There was no smoke in this coach. Neither was there any heat. There was nothing that could cause it. Something had happened, perhaps to the coupling of the steam hose so that it wouldn't couple; or the bottom was out of the hollow mockery called a heater; or the coal had been held up. Whatever the cause, a freight shed was a palm garden beside it. Nor had it any signs of a battle-field. It looked more like a ward in a hospital with most of the beds empty. Only one or two were occupied; one by a baby and another by its mother—the woman on one seat, her hand across the body of the child, and both fast asleep, one little bare foot peeping out from beneath the shawl that covered the child, like a pink flower a-bloom in a desert.
I can always get along in a cold car. It is a hot one that incites me to murder the porter or the brakeman. I took off the coat I was wearing and laid it flat on a seat. Then came a layer of myself with the grip for a pillow, and then a top crust of my old friend. They might have knocked out the end of the car now and I should have been comfortable. Not to sleep—forty minutes wouldn't be of the slightest service to a night watchman, let alone an all-night traveller—but so as to be out of the way of porterless-passengers lugging grips.
The weather now took a hand in the game. The cold grew more intense, creeping stealthily along, blowing its frosty breath on the windows; so dense on some panes that the lights of the stations no longer shone clear, but were blurred, like lamps in a fog. The incoming passengers felt it and stamped their feet, shedding the snow from their boots. Now and then some traveller, colder than his fellow, stopped at the fraudulent heater to warm his fingers before finding a seat, and, strange to say, passed on satisfied—due to his heated imagination, no doubt.
The blanket of white was now six inches thick, and increasing every minute. The wind was still asleep.
"Guess we're in for it," said the conductor to a ticket stuck in the hat of a man seated in front. "I hear No. 6 is stalled chuck-a-block this side of Schoolcraft. We'll make Battle Creek anyway, and as much furder as we can get, but there ain't no tellin' where we'll bring up."
I thrust my ticket hand through the crust of my overcoat and the steel nippers perforated the bit of cardboard with a click. I was undisturbed. Battle Creek was where I was to get off; what became of the train after that was no affair of mine.
Only one thing worried me as I lay curled up like a cocoon.
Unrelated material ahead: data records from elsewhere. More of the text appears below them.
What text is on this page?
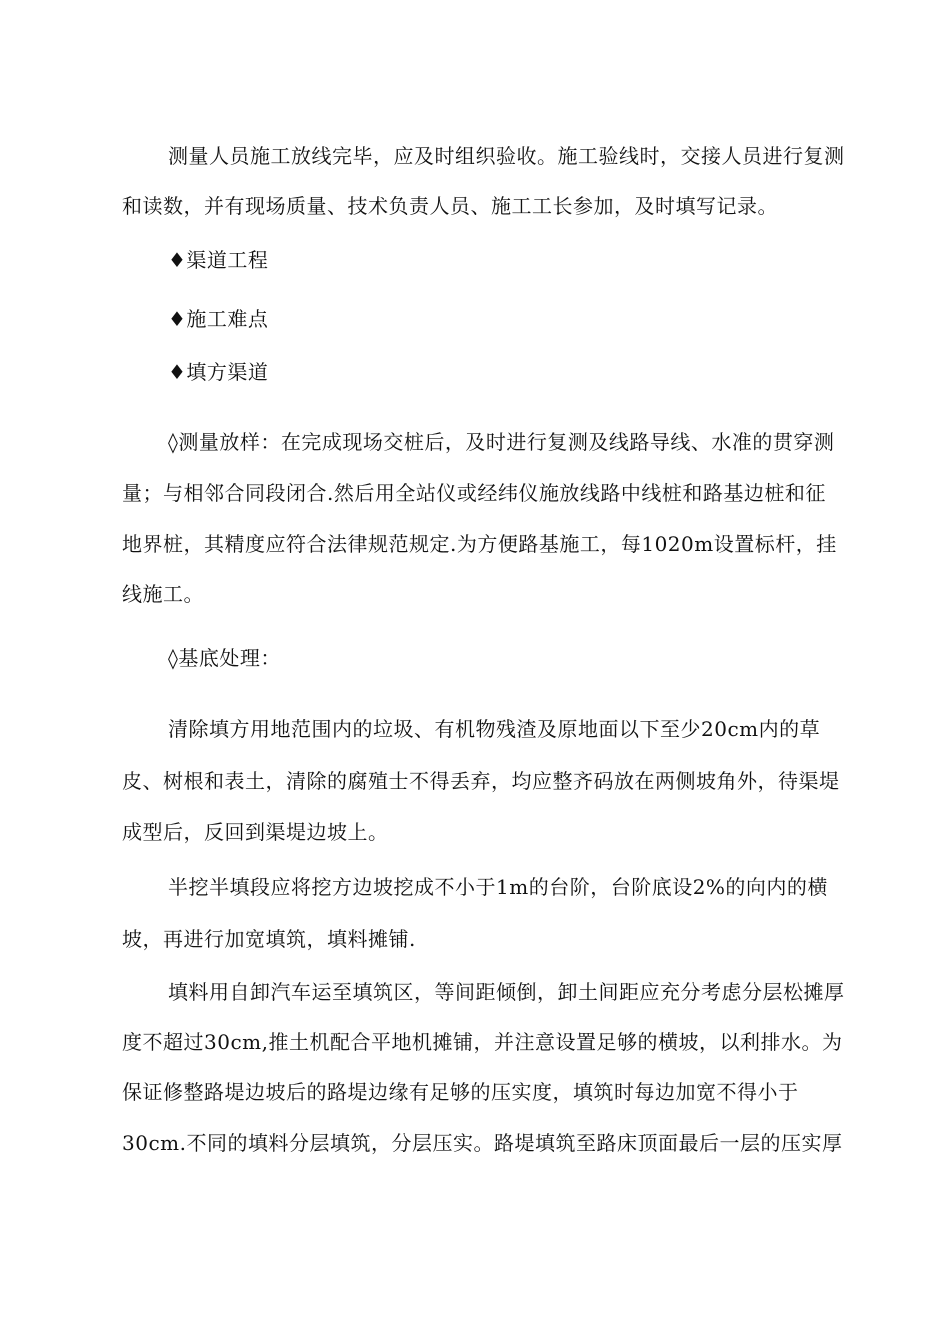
测量人员施工放线完毕，应及时组织验收。施工验线时，交接人员进行复测
和读数，并有现场质量、技术负责人员、施工工长参加，及时填写记录。
♦渠道工程
♦施工难点
♦填方渠道
◊测量放样：在完成现场交桩后，及时进行复测及线路导线、水准的贯穿测
量；与相邻合同段闭合.然后用全站仪或经纬仪施放线路中线桩和路基边桩和征
地界桩，其精度应符合法律规范规定.为方便路基施工，每1020m设置标杆，挂
线施工。
◊基底处理：
清除填方用地范围内的垃圾、有机物残渣及原地面以下至少20cm内的草
皮、树根和表土，清除的腐殖士不得丢弃，均应整齐码放在两侧坡角外，待渠堤
成型后，反回到渠堤边坡上。
半挖半填段应将挖方边坡挖成不小于1m的台阶，台阶底设2%的向内的横
坡，再进行加宽填筑，填料摊铺.
填料用自卸汽车运至填筑区，等间距倾倒，卸土间距应充分考虑分层松摊厚
度不超过30cm,推土机配合平地机摊铺，并注意设置足够的横坡，以利排水。为
保证修整路堤边坡后的路堤边缘有足够的压实度，填筑时每边加宽不得小于
30cm.不同的填料分层填筑，分层压实。路堤填筑至路床顶面最后一层的压实厚
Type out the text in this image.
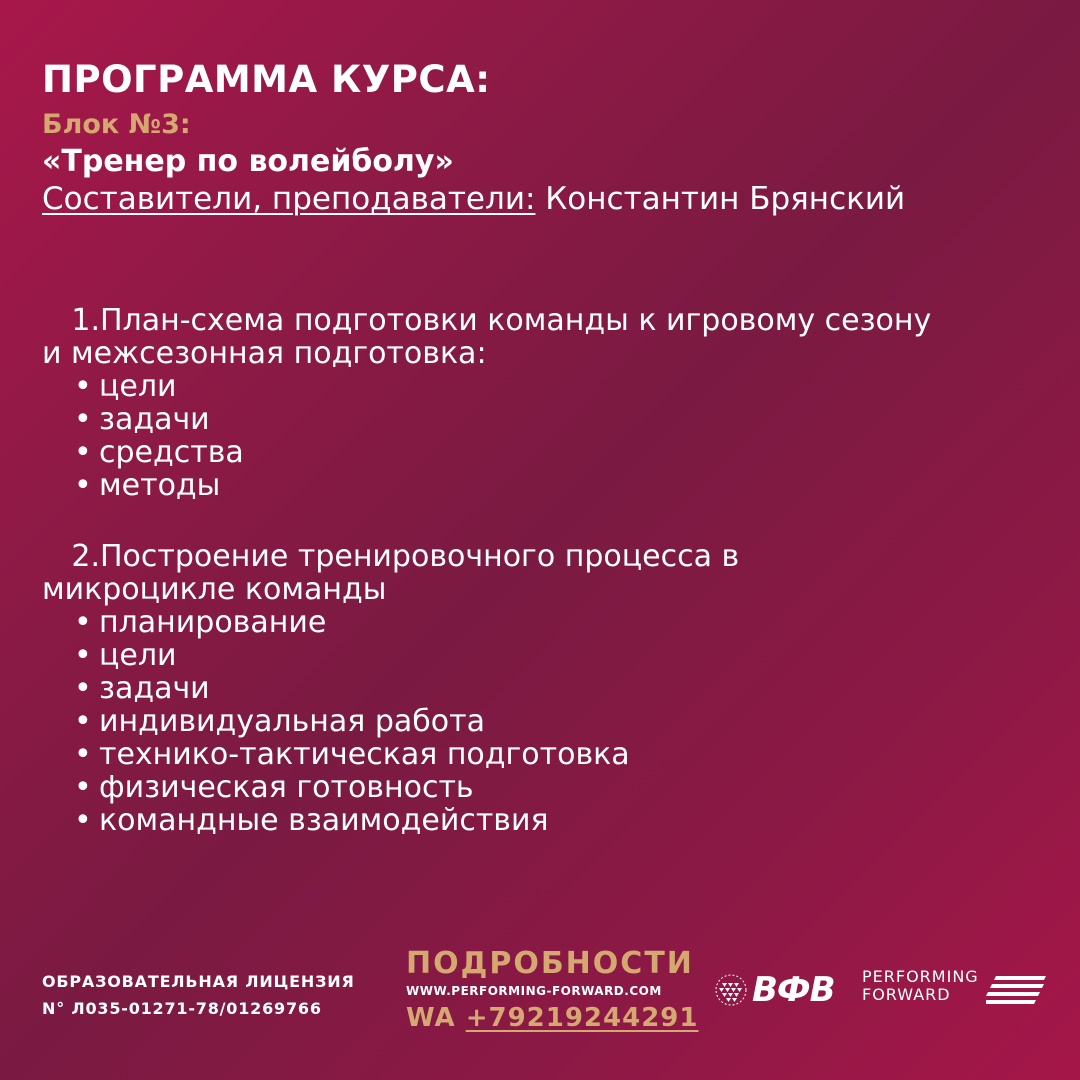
ПРОГРАММА КУРСА:
Блок №3:
«Тренер по волейболу»
Составители, преподаватели: Константин Брянский
1.План-схема подготовки команды к игровому сезону
и межсезонная подготовка:
• цели
• задачи
• средства
• методы
2.Построение тренировочного процесса в
микроцикле команды
• планирование
• цели
• задачи
• индивидуальная работа
• технико-тактическая подготовка
• физическая готовность
• командные взаимодействия
ОБРАЗОВАТЕЛЬНАЯ ЛИЦЕНЗИЯ
N° Л035-01271-78/01269766
ПОДРОБНОСТИ
WWW.PERFORMING-FORWARD.COM
WA +79219244291
ВФВ PERFORMING
FORWARD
Was there a hotel at Battle Creek within reasonable distance (walking, of course; no hack would be out a night like this), with a warm side to its stove and two more chairs in which I could pass the time of my stay, or would there be only the railroad station—and if the last, what sort of a railroad station?—one of those bare, varnished, steam-heated affairs with a weighing machine in one corner and a slot machine in the other? or a less modern chamber of horrors with the seats divided by iron arms—instruments of torture for tired, sleepy men which must have been devised in the Middle Ages?
The wind now awoke with a howl, kicked off its counterpane and started out on a career of its own. Ventilators began to rattle; incoming passengers entered with hands on their hats; outgoing passengers had theirs whipped from their heads before they touched the platforms of the stations. The conductor as he passed shook his head ominously:
"Goin' to be a ring-tailed roarer," he said to a man in the aisle whose face was tied up in a shawl with the ends knotted on top of his cap, like a boy with the toothache. "Cold enough to freeze the rivets in the b'iler. Be wuss by daylight."
"Will we make Battle Creek?" I asked, lifting my head from the grip.